Je fais attention en traversant, il n'y a pas de passages piéton et je n'ai pas envie de mourir ici ni d'attirer l'attention sur moi. Je me réveille sans atermoiements, d’un coup, et réalise où je suis et que je suis affamée, on n'a pas une seule chose à manger dans la chambre et les repas, en dehors du déjeuner, se prennent à l'hôtel. Il y a un grand buffet et je mange comme on se console. J'aime ces laps de temps où ma mère ne parle pas de projets pour la journée ou pour demain et qu'elle me laisse l'illusion de croire que nous resterons dans la chambre à lire, à se moquer des chaînes allemandes et à dire des gros mots.
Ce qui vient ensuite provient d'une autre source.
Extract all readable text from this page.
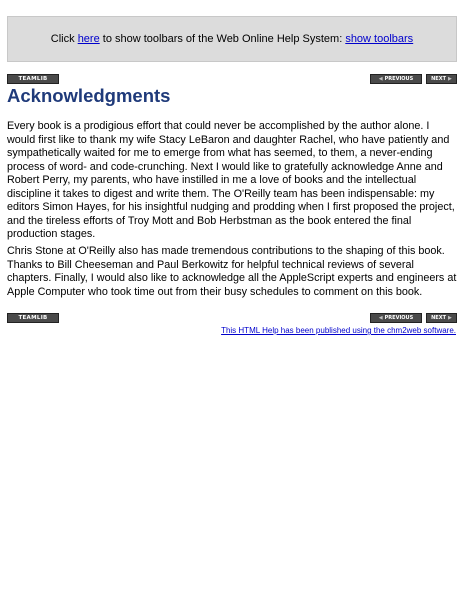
Click here to show toolbars of the Web Online Help System: show toolbars
TEAMLIB	◀ PREVIOUS	NEXT ▶
Acknowledgments

Every book is a prodigious effort that could never be accomplished by the author alone. I would first like to thank my wife Stacy LeBaron and daughter Rachel, who have patiently and sympathetically waited for me to emerge from what has seemed, to them, a never-ending process of word- and code-crunching. Next I would like to gratefully acknowledge Anne and Robert Perry, my parents, who have instilled in me a love of books and the intellectual discipline it takes to digest and write them. The O'Reilly team has been indispensable: my editors Simon Hayes, for his insightful nudging and prodding when I first proposed the project, and the tireless efforts of Troy Mott and Bob Herbstman as the book entered the final production stages.

Chris Stone at O'Reilly also has made tremendous contributions to the shaping of this book. Thanks to Bill Cheeseman and Paul Berkowitz for helpful technical reviews of several chapters. Finally, I would also like to acknowledge all the AppleScript experts and engineers at Apple Computer who took time out from their busy schedules to comment on this book.

TEAMLIB	◀ PREVIOUS	NEXT ▶
This HTML Help has been published using the chm2web software.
Mais rien de tout cela: elle veut tout visiter et vite et ne se pose pas la question de savoir si cela vaut le coup ou non, mais je sens au fond de tous ces gestes l'épuisement de l'ennui qu'elle ne manifeste pas aussi explicitement que moi. Je refuse tout et passe la journée seule, me sentant épiée toute seule à la piscine, préférant remonter, prendre une douche, lire, allumer la télé et aller à la dérive; Lady Gaga me subjugue, les chaînes italiennes sont effrayantes. J'ai bien fait de ramener cette vingtaine de livres, savoir que je peux les lire, qu'ils sont là, que je ne manquerai pas de lectures, ça me soulage. Accompagnée je suis saoulée, seule je déprime vite, l'ennui n'offre aucun répit car même si on lit un très bon livre on est toujours embêté, tourmenté par les circonstances dans lesquelles on le lit.